Die Arbeiterjugend beiderlei Geschlechts griff ihrerseits ein psychologisches und moralisches Problem auf und formulierte es: Eva—Maria. Die erste und die zweite Frau, die Frau am Anfang der Menschheitsgeschichte und die Frau, die uns den Heiland gebar. Während die Burschen ehrlich ihre Schwäche für eine Eva eingestanden — „eine Maria verehren, eine Eva begehren“ —, war bei den Mädchenscharen eine starke, kompromißlose marianische Einstellung bemerkbar, freilich mit der bangen Angst, bei solcher Einstellung vielfach von den Burschen übergangen zu werden. Die Jugend hatte so viele Fragen gestellt, daß wir die Abende einer ganzen Woche zu ihrer Beantwortung brauchten. Von der Aufgeschlossenheit unserer Wiener Klosterschnlen zeigt es, daß sich rund 1000 Mädchen ihrer Bildungsanstalten zur Teilnahme an dieser Woche anmeldeten. Aus Platzmangel und um der

Veranstaltung nicht den spezifischen Charakter für die Arbeiterschaft zu nehmen, konnten wir hier nur Delegationen zulassen. Auch diesmal war wieder ein Abend der sexuellen Aufklärung gewidmet, für den sich einzelne und ganze Gruppen besonders bedankten. Da zwischen dem Wissen und Wollen im Menschen eine breite Lücke klafft, interessierte das Thema „Wie werde ich damit fertig“ ganz besonders.

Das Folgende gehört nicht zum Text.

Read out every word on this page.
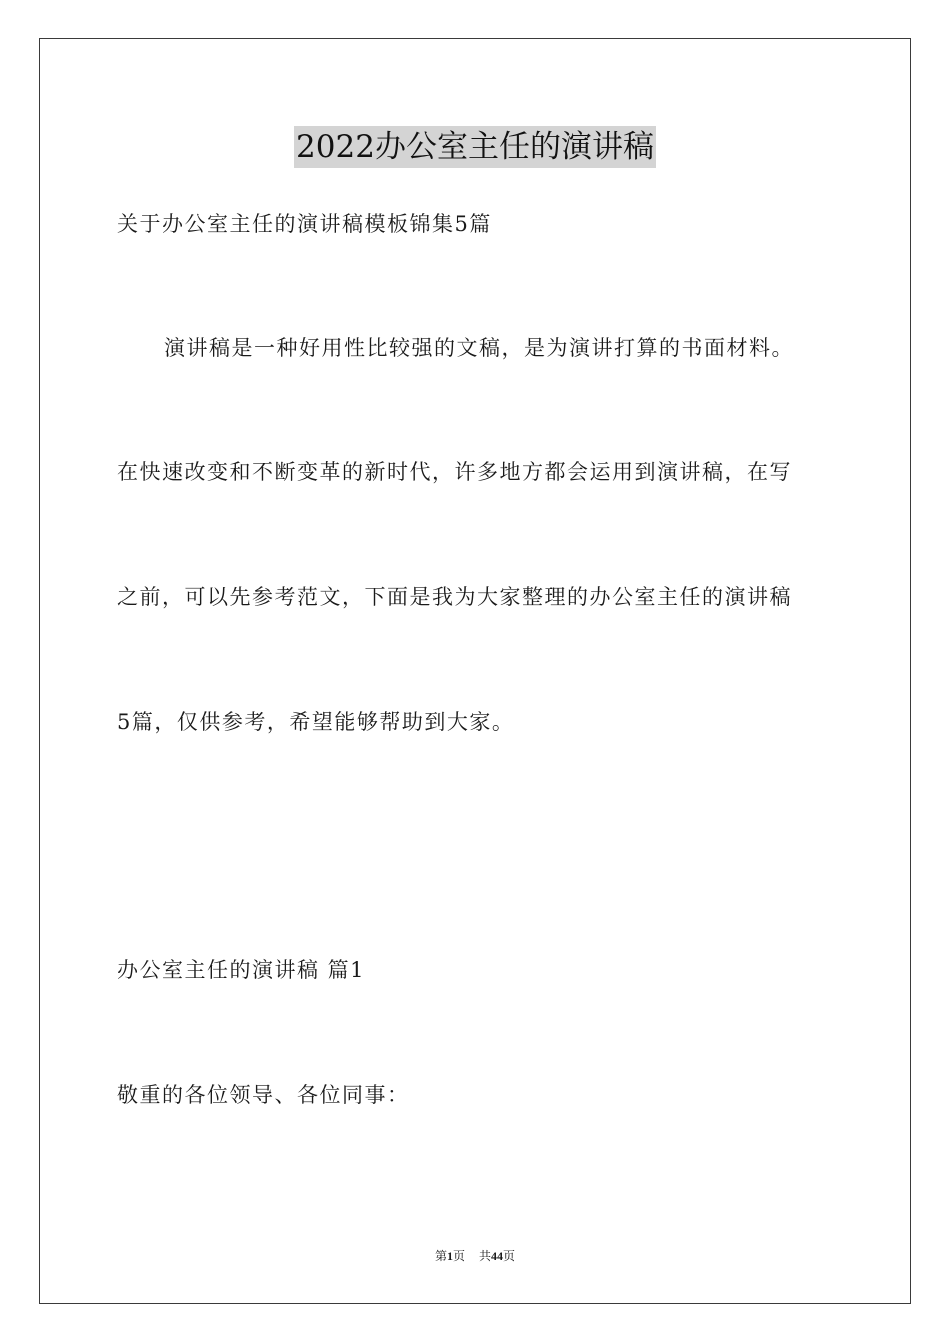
2022办公室主任的演讲稿
关于办公室主任的演讲稿模板锦集5篇
演讲稿是一种好用性比较强的文稿，是为演讲打算的书面材料。
在快速改变和不断变革的新时代，许多地方都会运用到演讲稿，在写
之前，可以先参考范文，下面是我为大家整理的办公室主任的演讲稿
5篇，仅供参考，希望能够帮助到大家。
办公室主任的演讲稿 篇1
敬重的各位领导、各位同事：
第1页 共44页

Jugend ist die Zeit der Liebe. Es dreht sich immer darum, was man liebt und wie man liebt. Das Wort „Liebe“ ist wohl am meisten mißbraucht und mißverstanden. Liebe geht oft Umwege und Irrwege. Als es galt, der Liebe den richtigen Weg zu weisen und wir „die schönsten Jahre unseres Lebens“ behandelten, da sahen wir die Scharen der Burschen und Mädchen in ehrlicher Ergriffenheit. Und das ist eine Jugend, die oft von weit her zur Kirche kam, nicht nur im räumlichen Sinne!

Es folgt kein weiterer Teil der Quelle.